Наконец, мы преодолели лестницу: между нами и вершиной оставалось всего три или четыре ступени. Мы все поднимались, и оставалась всего одна ступень. Одна ступень! Одна маленькая, маленькая ступенька. Сколько человеческого счастья или горя зависит часто от такой ступеньки на лестнице человеческой жизни! Я подумала о себе, потом о Помпее, а потом о таинственной и необъяснимой судьбе, окружающей нас. Я подумала о Помпее — увы! — подумала о любви! Подумала о тех шатких ступенях, на которые часто вступала, и, может быть, опять вступлю, и решила быть осторожнее, сдержаннее. Оставив руку Помпея, я без его помощи поднялась на последнюю остававшуюся ступень и вышла на площадку колокольни. Пудель не отставал от меня.
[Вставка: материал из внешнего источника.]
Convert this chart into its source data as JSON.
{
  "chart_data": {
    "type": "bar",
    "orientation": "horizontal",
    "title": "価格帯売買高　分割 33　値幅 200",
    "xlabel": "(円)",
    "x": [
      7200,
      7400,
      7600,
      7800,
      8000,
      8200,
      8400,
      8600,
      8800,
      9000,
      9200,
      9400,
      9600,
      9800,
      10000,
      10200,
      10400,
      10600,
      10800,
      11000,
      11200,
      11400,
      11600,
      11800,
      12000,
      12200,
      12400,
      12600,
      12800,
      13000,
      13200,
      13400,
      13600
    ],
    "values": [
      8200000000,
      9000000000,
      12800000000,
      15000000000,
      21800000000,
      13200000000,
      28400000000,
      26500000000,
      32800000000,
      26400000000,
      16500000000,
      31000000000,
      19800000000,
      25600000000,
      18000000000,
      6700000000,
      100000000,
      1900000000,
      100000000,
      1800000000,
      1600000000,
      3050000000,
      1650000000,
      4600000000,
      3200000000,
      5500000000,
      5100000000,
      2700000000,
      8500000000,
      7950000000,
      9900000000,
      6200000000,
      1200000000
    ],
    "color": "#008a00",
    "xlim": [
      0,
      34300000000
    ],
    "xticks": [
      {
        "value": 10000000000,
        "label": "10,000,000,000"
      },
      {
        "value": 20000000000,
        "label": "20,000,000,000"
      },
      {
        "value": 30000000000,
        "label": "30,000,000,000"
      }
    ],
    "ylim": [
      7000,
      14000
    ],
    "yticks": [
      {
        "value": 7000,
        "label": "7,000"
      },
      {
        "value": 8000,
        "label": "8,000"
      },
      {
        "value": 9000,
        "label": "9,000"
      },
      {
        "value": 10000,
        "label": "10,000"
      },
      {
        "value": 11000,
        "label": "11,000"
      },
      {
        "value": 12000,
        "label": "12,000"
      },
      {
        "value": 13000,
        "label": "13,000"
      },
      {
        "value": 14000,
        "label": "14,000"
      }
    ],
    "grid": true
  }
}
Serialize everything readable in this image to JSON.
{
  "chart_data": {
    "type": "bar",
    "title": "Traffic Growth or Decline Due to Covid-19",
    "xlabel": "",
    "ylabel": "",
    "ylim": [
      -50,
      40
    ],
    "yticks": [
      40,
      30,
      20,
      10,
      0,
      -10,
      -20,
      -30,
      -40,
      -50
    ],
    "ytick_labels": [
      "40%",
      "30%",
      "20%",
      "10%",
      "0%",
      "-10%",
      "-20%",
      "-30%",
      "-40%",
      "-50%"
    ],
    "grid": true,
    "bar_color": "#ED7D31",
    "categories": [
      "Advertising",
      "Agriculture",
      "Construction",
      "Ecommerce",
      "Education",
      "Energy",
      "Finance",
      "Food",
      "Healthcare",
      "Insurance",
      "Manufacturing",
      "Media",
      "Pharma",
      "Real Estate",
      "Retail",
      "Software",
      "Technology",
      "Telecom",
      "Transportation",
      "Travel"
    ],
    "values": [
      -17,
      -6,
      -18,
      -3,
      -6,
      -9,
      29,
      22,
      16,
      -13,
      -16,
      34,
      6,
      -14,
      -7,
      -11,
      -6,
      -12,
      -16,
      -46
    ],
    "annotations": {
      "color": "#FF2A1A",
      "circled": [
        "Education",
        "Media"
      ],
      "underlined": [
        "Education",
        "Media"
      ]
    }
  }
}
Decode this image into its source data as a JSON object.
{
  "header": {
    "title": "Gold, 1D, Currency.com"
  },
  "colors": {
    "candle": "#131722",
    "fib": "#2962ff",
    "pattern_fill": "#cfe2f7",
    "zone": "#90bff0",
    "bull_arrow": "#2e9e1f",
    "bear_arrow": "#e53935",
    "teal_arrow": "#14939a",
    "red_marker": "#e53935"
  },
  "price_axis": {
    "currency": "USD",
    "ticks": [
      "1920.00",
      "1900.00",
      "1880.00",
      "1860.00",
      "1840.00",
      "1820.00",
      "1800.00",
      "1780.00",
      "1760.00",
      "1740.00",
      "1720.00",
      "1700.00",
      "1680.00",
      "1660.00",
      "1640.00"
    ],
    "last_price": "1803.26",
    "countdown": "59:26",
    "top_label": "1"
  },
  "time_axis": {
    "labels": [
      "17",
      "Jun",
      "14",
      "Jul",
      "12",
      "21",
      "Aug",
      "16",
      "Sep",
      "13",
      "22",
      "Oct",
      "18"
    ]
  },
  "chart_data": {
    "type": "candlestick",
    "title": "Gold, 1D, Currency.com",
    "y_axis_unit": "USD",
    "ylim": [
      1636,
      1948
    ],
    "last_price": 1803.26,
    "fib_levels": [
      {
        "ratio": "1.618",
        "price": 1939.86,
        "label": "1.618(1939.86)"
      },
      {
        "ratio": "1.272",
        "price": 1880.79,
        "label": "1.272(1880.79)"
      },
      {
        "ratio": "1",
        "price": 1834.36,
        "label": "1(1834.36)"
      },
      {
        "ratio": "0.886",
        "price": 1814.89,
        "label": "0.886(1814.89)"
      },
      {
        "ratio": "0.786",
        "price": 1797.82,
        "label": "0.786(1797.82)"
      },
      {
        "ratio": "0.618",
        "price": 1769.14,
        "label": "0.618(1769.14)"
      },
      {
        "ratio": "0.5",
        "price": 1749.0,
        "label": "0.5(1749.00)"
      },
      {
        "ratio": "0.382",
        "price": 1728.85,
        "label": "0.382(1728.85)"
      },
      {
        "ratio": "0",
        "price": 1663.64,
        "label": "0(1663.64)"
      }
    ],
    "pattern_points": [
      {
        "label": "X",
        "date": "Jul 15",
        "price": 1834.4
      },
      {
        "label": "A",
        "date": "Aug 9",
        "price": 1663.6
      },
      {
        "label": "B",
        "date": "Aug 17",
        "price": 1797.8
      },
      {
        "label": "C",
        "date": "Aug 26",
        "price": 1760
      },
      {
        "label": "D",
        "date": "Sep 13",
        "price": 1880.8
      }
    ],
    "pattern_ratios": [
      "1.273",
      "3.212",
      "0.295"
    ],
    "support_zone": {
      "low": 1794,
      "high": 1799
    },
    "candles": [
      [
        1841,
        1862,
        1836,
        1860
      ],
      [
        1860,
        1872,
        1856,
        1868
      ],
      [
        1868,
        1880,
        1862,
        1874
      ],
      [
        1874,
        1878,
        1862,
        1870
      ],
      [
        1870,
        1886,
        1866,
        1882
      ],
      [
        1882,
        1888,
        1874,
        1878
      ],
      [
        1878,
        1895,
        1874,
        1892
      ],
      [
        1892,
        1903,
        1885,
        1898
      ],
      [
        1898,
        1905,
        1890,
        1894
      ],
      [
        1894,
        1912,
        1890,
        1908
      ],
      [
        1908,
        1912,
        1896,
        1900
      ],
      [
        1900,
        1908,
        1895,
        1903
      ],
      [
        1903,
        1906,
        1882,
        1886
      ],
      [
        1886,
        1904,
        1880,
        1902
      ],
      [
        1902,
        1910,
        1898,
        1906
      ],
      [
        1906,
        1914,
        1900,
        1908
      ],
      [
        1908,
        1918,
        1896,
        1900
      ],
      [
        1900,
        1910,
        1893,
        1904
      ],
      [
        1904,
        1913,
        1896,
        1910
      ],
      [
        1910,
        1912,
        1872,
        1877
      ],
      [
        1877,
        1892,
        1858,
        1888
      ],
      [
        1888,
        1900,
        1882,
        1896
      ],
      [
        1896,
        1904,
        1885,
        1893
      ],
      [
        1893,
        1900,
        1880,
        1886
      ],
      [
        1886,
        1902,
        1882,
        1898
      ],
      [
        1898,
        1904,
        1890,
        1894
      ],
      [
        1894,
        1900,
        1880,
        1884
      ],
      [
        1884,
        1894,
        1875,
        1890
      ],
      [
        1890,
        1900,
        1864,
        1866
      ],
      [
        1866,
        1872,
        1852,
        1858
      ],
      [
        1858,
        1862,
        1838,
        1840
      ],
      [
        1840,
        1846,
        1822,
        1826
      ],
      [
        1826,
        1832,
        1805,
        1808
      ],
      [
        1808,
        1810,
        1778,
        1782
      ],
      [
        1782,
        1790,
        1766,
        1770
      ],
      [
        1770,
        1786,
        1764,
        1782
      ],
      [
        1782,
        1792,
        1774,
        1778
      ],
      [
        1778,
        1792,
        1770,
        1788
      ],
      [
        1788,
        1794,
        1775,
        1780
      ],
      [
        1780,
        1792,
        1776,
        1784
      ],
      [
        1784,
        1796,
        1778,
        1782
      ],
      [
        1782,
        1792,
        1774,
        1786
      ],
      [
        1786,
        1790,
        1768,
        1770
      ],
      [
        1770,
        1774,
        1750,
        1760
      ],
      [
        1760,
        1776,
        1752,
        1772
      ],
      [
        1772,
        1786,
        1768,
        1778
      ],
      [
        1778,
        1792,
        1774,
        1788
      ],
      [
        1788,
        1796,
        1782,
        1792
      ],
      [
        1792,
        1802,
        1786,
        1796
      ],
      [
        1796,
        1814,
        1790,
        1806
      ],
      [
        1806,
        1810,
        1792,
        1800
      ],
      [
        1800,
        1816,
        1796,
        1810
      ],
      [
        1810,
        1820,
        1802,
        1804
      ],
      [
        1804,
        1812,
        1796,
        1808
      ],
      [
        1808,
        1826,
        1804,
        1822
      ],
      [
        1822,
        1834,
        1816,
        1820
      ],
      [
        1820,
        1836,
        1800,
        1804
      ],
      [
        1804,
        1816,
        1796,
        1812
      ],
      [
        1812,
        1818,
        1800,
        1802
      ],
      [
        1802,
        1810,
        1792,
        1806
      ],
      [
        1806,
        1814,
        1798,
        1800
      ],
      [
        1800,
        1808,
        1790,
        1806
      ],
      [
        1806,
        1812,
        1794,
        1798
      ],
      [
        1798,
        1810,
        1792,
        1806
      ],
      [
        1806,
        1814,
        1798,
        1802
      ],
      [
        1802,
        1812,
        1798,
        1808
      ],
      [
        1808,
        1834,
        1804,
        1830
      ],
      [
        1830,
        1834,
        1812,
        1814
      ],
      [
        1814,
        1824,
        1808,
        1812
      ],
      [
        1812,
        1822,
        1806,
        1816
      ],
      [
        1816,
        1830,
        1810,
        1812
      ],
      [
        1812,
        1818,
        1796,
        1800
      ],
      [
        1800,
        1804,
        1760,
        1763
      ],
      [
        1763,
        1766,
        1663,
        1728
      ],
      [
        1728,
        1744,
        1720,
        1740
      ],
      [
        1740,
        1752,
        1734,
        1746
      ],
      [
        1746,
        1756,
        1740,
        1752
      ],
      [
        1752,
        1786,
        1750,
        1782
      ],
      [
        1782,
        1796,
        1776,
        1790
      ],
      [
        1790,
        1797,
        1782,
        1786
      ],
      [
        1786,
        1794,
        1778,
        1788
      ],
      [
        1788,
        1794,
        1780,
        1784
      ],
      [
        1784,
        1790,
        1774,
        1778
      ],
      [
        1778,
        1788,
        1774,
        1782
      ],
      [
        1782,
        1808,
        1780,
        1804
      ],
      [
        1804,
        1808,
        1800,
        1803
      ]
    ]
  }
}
Один Помпей не поспевал за нами. Стоя на верху лестницы, я ободряла его. Он протягивал ко мне руки и при этом, к несчастью, выпустил полы своего пальто, которые до того крепко держал. Неужели боги никогда не перестанут преследовать нас? Пальто упало, и Помпей запутался одной ногой в волочившуюся полу его. Он споткнулся и упал: такое следствие было неизбежно. Он упал ничком, ударившись своей проклятой головой мне… в грудь и свалив меня с ног, так что я растянулась на жестком, грязном, отвратительном полу колокольни. Но моя месть была быстра, верна и полна. Схватив его руками за его войлок, я вырвала большой клок черной курчавой шерсти и отшвырнула прочь с выражением полного презрения. Я упала между веревками колоколов и не вставала. Помпей встал и не сказал ни слова. Но он жалобно взглянул на меня своими круглыми глазами и вздохнул. О, боги, этот вздох! Он запал мне в душу. А волосы, эта шерсть? Если б я могла достать этот пучок шерсти, я омочила бы его слезами в знак сожаления. Но — увы! — я уже не могла достать его. Когда он качался на веревках колокольни, он казался мне живым. Мне казалось, что шерсть стала дыбом от негодования. Так говорят, что явское растение гаппидэнди, Флос Аэрис приносит красивый цветок, который живет, если растение вырвать с корнем. Туземцы привешивают его на веревках и любуются им в продолжение многих лет.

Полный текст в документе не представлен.